The cost baseline is a real or theoretical construct that captures the approved budget distributed over time. It is used to provide a comparison or contrast with the actual costs and their application over time. The cost baseline is used to determine if performance to date is within acceptable parameters.

Application

The baseline is normally maintained with other project information in either project management or spreadsheet software. It is used both for comparison and reporting and is normally a critical element in project status reports, progress reports, and forecasts. The cost baseline serves as affirmation of what the project’s cost structure looked like when the project was originally approved. According to the Project Management Institute, the cost baseline incorporates any approved changes.

The cost baseline is developed by aggregating the costs of the individual work elements and then combining them at time (or work) intervals where meaningful actual cost information will be available.

Content

The cost baseline includes work element-by-work element, time unit-by-time unit detail depicted across the timeline. One of the most common depictions of the cost baseline is the expenditure of funds.

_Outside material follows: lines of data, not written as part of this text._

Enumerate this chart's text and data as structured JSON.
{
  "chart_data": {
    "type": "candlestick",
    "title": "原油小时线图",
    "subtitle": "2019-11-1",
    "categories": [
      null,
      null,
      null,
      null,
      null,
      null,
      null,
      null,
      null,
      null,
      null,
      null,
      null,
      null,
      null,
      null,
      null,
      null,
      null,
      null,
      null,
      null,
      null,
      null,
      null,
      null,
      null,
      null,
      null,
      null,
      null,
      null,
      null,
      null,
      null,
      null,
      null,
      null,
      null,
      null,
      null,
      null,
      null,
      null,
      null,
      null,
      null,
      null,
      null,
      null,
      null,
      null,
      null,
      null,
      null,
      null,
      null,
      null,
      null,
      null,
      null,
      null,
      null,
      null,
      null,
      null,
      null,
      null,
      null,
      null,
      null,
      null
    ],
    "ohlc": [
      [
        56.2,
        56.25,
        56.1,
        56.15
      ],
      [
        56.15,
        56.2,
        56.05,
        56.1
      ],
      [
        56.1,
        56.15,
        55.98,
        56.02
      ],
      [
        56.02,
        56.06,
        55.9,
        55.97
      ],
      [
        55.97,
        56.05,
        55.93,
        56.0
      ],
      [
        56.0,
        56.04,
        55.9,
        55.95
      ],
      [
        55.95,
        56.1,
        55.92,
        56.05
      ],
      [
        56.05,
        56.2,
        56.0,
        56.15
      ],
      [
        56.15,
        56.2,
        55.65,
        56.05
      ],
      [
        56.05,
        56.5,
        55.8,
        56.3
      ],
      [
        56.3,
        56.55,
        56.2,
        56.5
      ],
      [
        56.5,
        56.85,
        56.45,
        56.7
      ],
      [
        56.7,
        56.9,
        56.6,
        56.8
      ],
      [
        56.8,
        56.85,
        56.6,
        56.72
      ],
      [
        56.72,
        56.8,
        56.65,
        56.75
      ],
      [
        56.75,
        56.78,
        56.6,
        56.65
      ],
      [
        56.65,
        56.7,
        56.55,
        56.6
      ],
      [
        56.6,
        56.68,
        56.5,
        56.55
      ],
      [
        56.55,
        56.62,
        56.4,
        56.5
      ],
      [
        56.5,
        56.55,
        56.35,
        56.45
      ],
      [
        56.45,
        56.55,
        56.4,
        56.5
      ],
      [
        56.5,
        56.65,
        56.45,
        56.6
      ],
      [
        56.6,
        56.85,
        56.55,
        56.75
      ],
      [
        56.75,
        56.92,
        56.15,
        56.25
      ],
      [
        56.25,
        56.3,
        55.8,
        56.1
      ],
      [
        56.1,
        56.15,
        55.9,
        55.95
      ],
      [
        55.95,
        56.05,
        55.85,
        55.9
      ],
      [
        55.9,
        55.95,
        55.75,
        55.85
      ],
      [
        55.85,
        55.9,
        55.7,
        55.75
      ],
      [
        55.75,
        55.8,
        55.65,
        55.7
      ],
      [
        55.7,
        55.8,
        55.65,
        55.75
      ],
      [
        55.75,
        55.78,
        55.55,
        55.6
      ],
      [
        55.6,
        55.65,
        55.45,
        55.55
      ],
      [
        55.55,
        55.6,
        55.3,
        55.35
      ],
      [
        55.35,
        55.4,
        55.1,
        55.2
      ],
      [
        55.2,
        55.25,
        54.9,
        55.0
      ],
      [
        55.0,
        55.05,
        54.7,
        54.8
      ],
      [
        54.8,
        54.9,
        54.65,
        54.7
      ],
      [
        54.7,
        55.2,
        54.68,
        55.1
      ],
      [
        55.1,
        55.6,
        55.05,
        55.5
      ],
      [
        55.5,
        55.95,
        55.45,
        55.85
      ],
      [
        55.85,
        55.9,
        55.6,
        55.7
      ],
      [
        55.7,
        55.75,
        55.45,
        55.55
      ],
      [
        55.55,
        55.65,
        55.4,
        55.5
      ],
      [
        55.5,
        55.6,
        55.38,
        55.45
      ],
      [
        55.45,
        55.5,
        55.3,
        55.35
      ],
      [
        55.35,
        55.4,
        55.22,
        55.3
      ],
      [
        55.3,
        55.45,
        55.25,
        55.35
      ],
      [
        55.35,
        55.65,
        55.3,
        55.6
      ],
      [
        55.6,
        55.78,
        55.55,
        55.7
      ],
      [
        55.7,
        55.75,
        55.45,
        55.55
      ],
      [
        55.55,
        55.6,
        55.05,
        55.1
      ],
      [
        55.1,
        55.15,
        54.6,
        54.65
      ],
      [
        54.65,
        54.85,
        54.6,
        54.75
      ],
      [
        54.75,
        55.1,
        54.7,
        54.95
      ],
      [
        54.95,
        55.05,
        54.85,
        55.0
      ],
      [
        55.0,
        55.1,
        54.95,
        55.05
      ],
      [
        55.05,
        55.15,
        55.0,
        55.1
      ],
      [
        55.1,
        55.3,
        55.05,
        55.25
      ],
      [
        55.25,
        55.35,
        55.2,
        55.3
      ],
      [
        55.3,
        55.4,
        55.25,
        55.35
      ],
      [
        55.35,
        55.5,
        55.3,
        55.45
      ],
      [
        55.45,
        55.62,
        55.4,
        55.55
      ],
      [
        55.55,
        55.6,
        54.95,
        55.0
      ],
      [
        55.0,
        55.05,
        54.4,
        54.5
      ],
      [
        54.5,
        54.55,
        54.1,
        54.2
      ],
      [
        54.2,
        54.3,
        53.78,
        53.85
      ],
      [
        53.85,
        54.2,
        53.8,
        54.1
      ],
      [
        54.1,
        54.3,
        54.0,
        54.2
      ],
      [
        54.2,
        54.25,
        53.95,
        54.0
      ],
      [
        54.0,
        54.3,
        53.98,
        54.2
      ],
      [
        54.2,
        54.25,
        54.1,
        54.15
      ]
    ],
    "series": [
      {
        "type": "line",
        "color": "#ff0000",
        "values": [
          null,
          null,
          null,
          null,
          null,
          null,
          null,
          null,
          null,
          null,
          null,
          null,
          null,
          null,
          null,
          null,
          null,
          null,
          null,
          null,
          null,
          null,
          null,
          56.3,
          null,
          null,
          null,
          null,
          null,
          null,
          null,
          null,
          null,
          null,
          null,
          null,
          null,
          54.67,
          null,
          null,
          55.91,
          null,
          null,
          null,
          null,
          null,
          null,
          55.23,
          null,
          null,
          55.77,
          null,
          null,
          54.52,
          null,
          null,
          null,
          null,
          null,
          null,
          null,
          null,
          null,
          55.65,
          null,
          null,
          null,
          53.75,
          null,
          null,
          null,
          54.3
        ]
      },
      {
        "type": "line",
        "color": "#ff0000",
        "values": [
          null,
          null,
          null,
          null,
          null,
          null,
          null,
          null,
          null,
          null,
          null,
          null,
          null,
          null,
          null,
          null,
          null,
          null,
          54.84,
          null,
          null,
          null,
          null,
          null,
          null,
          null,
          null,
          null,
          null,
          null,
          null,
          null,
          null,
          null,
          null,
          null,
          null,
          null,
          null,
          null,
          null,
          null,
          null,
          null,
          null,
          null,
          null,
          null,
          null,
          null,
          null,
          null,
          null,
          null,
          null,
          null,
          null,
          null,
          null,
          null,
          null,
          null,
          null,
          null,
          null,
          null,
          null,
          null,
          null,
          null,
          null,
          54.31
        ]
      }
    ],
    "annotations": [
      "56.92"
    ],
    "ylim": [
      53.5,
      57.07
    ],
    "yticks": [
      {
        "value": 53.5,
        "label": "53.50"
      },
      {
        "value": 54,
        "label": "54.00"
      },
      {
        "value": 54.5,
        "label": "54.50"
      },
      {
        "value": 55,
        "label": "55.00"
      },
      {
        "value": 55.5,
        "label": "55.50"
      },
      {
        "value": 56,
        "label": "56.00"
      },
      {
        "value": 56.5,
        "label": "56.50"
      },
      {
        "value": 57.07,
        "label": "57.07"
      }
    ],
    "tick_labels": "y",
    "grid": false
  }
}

The cost baseline can also simply be a work breakdown structure with an additional column for the baseline costs of each work package.

Approach

Because cost information comes in a variety of formats and can be displayed in the context of time or work, the formats for the cost baseline are legion. While the cumulative cost curve is among the most common, spreadsheets comparing work and the investment for that work are also relatively commonplace. For all costs in the cumulative cost curve, however, the funds should be those that the funding organization recognizes as the agreed-on funding allocations for the project.

Considerations

Baselines are not malleable. They do not change with the vagaries of project life. While changes should be reflected with the baseline, the original baseline should remain intact. The only time a baseline should change is when it is rendered meaningless by the sheer volume of changes (either planned or unplanned). Because the baseline serves as the primary metric for evaluating performance as the project progresses, the stability of the baseline is crucial. Because it is such a critical metric, communicating it to the team through open book budgets, regular e-mail communications, or as a component of the project plan is vital to ensuring a consistent understanding of the budget.